As at June 30, 2021 the Company had net working capital of $991.5 million and available liquidity of $1.2 billion, based on the full borrowing capacity under its $350 million Revolving Term Line.
The Revolving Term Line and Senior Secured Notes are subject to financial covenants, including net debt to total capitalization ratios, and an EBITDA interest coverage ratio.
Management believes, based on circumstances known today, that Interfor has sufficient working capital and liquidity to fund operating and capital requirements for the foreseeable future.
|For the 3 months ended
|For the 6 months ended
|Thousands of Dollars||2021||2020||2021||2020|
|Net debt, period opening||$(235,966)||$322,036||$(75,432)||$224,860|
|(Repayment) issuance of Senior Secured Notes||(6,671)||–||(6,671)||140,770|
|Revolving Term Line net repayments||–||–||–||(59)|
|Impact on U.S. Dollar denominated debt from (strengthening) weakening CAD||(5,473)||(16,770)||(10,183)||8,370|
|Increase in cash and cash equivalents||(251,402)||(71,640)||(413,569)||(140,624)|
|Impact on U.S. Dollar denominated cash and cash equivalents from strengthening CAD||8,830||5,488||15,173||5,798|
|Net debt, period ending||$(490,682)||$239,114||$(490,682)||$239,114|
On March 26, 2020, the Company issued US$50,000,000 of Series F Senior Secured Notes, bearing interest at 3.34%, and US$50,000,000 of Series G Senior Secured Notes, bearing interest at 3.25%. Each series of these Senior Secured Notes have equal payments of US$16,667,000 due on each of March 26, 2028, 2029 and on maturity in 2030.
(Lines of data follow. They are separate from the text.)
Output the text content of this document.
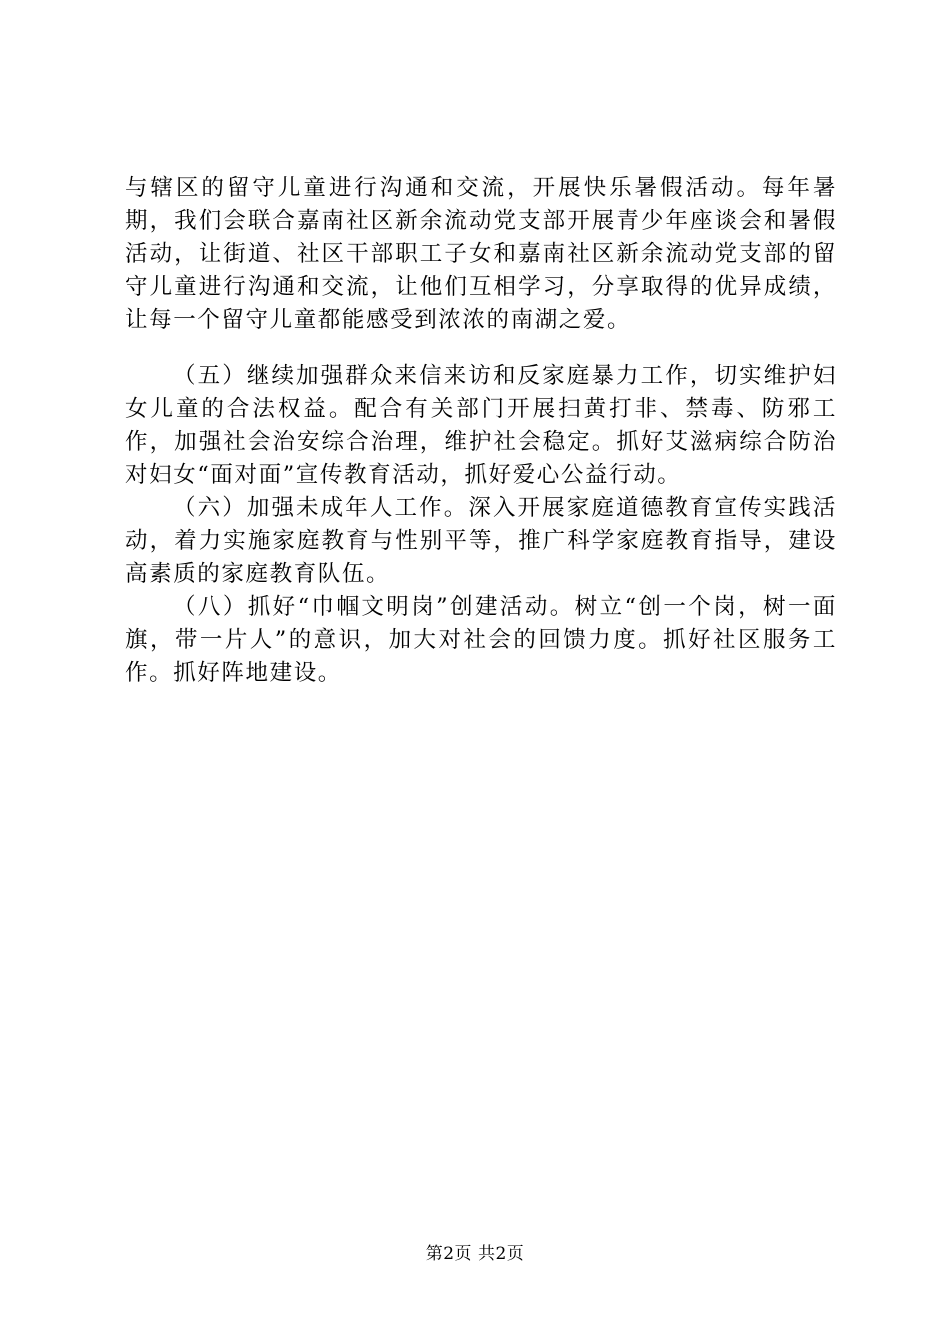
与辖区的留守儿童进行沟通和交流，开展快乐暑假活动。每年暑期，我们会联合嘉南社区新余流动党支部开展青少年座谈会和暑假活动，让街道、社区干部职工子女和嘉南社区新余流动党支部的留守儿童进行沟通和交流，让他们互相学习，分享取得的优异成绩，让每一个留守儿童都能感受到浓浓的南湖之爱。

（五）继续加强群众来信来访和反家庭暴力工作，切实维护妇女儿童的合法权益。配合有关部门开展扫黄打非、禁毒、防邪工作，加强社会治安综合治理，维护社会稳定。抓好艾滋病综合防治对妇女“面对面”宣传教育活动，抓好爱心公益行动。

（六）加强未成年人工作。深入开展家庭道德教育宣传实践活动，着力实施家庭教育与性别平等，推广科学家庭教育指导，建设高素质的家庭教育队伍。

（八）抓好“巾帼文明岗”创建活动。树立“创一个岗，树一面旗，带一片人”的意识，加大对社会的回馈力度。抓好社区服务工作。抓好阵地建设。

第2页 共2页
The following table summarizes Interfor’s credit facilities and availability as of June 30, 2021:
|Thousands of Canadian Dollars||Line||Notes||Total|
|Available line of credit and maximum borrowing available||$350,000||$365,106||$715,106|
|Outstanding letters of credit included in line utilization||22,236||–||22,236|
|Unused portion of facility||$327,764||$ –||327,764|
|Cash and cash equivalents||855,788|
|Available liquidity at June 30, 2021||$1,183,552|
Interfor’s Revolving Term Line matures in March 2024 and its Senior Secured Notes have maturities principally in the years 2024-2030.
As of June 30, 2021, the Company had commitments for capital expenditures totaling $78.5 million for both maintenance and discretionary capital projects.